CIRT.GY | Fake Microsoft Teams Installers Distribute Oyster

Fake Microsoft Teams Installers Distribute Oyster Malware (September 29th, 2025)

Ref# AL2025_42 | Date: Sep 29th 2025

Description

Cybercriminals are tricking users into downloading fake Microsoft Teams installers from malicious websites promoted through search engine ads and manipulated search results. These fraudulent sites closely imitate Microsoft’s official download pages but instead deliver the Oyster backdoor malware.

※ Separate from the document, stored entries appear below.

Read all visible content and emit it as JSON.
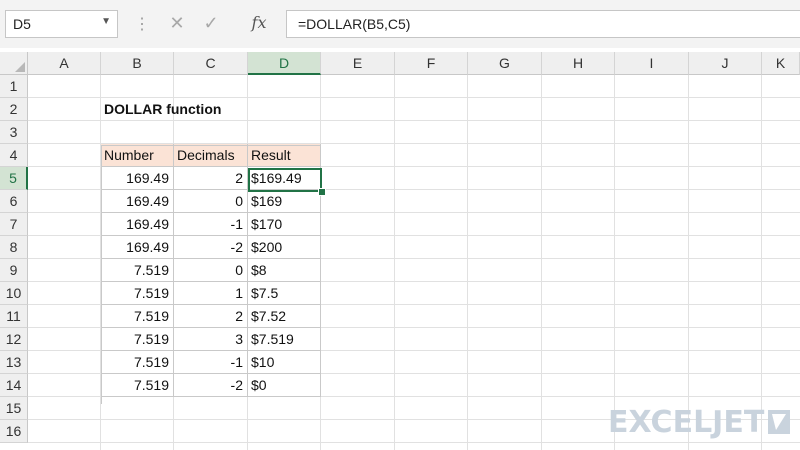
{
  "formula_bar": {
    "name_box": "D5",
    "formula": "=DOLLAR(B5,C5)",
    "fx_label": "fx"
  },
  "columns": [
    "A",
    "B",
    "C",
    "D",
    "E",
    "F",
    "G",
    "H",
    "I",
    "J",
    "K"
  ],
  "selected_column": "D",
  "rows": [
    "1",
    "2",
    "3",
    "4",
    "5",
    "6",
    "7",
    "8",
    "9",
    "10",
    "11",
    "12",
    "13",
    "14",
    "15",
    "16"
  ],
  "selected_row": "5",
  "sheet": {
    "title": "DOLLAR function",
    "table_headers": [
      "Number",
      "Decimals",
      "Result"
    ],
    "table_rows": [
      [
        "169.49",
        "2",
        "$169.49"
      ],
      [
        "169.49",
        "0",
        "$169"
      ],
      [
        "169.49",
        "-1",
        "$170"
      ],
      [
        "169.49",
        "-2",
        "$200"
      ],
      [
        "7.519",
        "0",
        "$8"
      ],
      [
        "7.519",
        "1",
        "$7.5"
      ],
      [
        "7.519",
        "2",
        "$7.52"
      ],
      [
        "7.519",
        "3",
        "$7.519"
      ],
      [
        "7.519",
        "-1",
        "$10"
      ],
      [
        "7.519",
        "-2",
        "$0"
      ]
    ]
  },
  "logo": "EXCELJET",
  "colors": {
    "accent": "#217346",
    "header_fill": "#fbe3d6",
    "logo": "#c9d3dd"
  }
}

Once installed, the malware gives attackers persistent access to the victim’s computer, enabling them to steal data, execute commands, and install additional malicious tools.

Attack Details

Malicious domains, such as teams-install[.]top, impersonate Microsoft’s official Teams download site.
The fake “MSTeamsSetup.exe” is code-signed with stolen or fraudulent certificates to appear legitimate.
When executed, the installer drops a malicious DLL (dll) into the %APPDATA%\Roaming directory.
Persistence is maintained via a scheduled task named “CaptureService” that runs every 11 minutes.
Oyster provides attackers with capabilities to execute commands, deploy additional payloads, and exfiltrate data.
Similar malvertising campaigns previously delivered Oyster through fake PuTTY and Chrome installers.

Remediation

Download Software from Official Sources: Only use Microsoft’s official domain (https://www.microsoft.com) to download Teams and other applications.
Block Malvertising Domains: Update web filters and DNS security tools to block suspicious domains and ads.
Monitor for Persistence Mechanisms: Check for unusual scheduled tasks such as “CaptureService.”
Endpoint Protection: Ensure antivirus and EDR solutions are updated to detect Oyster-related activity.
User Awareness: Train employees to avoid clicking on sponsored search results when downloading enterprise software.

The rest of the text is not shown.